Politically speaking, this crisis is the direct result of Puerto Rico’s colonial status. It has no representation in Congress, no electoral votes, and does not enjoy the legal protections of statehood. As a result, Congress has yanked it around based on the whims of the mainland, often forgetting all about it for decades. By rights, it ought to be made a full state immediately, in addition to the reform package outlined above, as compensation for decades of colonial domination.
Instead, President Obama and the Republican Congress went the opposite direction, imposing a quite literal dictatorship under the Puerto Rican Oversight, Management, and Stability Act (or PROMESA, Spanish for “promise,” how cute). Its seven-member board is not accountable to the Puerto Rican government, and has final say over “budget, laws, financial plans, and regulations.” The act also granted special permission to lower the island’s minimum wage for workers under 24 and a blanket exemption on new overtime rules.

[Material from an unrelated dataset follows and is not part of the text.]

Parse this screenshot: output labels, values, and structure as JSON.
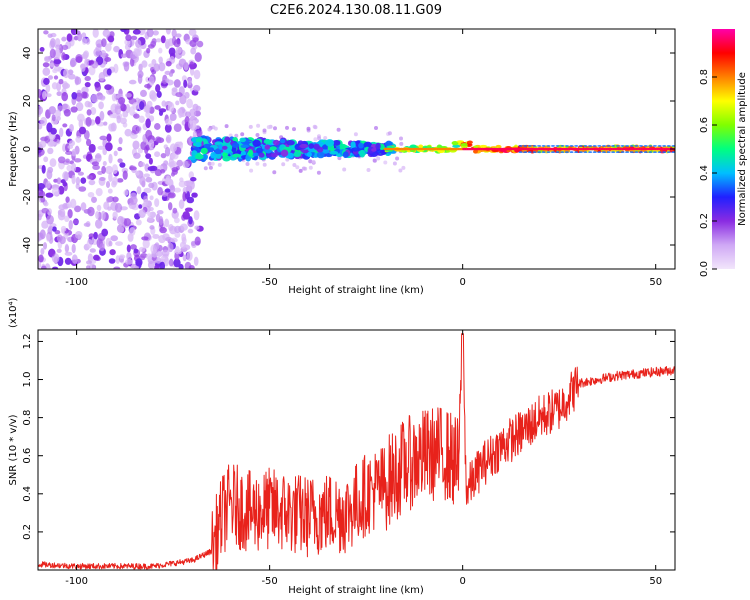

The new PROMESA structure did delay the day of reckoning somewhat. But Obama mostly appointed financiers and bankruptcy lawyers to the board. Incomprehensibly, one of the non-financiers he appointed was a conservative policy analyst who has spent his career agitating for sweeping cuts to Social Security. Hilariously, the new executive director selected for the board in January turns out to own at least $265,000 in Puerto Rican bonds and debt — possibly a violation of conflict-of-interest provisions in PROMESA itself.
So it’s no surprise the board is demanding eyewatering austerity — $1.5 billion in new taxes and $3 billion in cuts yearly, to be implemented over the next two years. These are gigantic cuts in an economy whose total size is about $70 billion, and would by the board’s own estimates cause the economy to shrink by 16.2 percent next year. (Puerto Rico’s new governor, a non-voting board member, naturally wants somewhat less austerity.)
All this is a fairly close recapitulation of the psychotically brutal economic pummeling the eurozone authorities dished out to Greece. What that nation and Puerto Rico needed was a friend to pick them up, dust them off, and get them back on a sustainable path to solvency and prosperity, where both bondholders and Puerto Ricans got a fair deal. But without democracy, with all the power in the hands of unelected neoliberal technocrats and financiers, and with all policy based on an ironclad commitment to austerity and debt repayment in full regardless of circumstance, the result will be full-blown depression without end.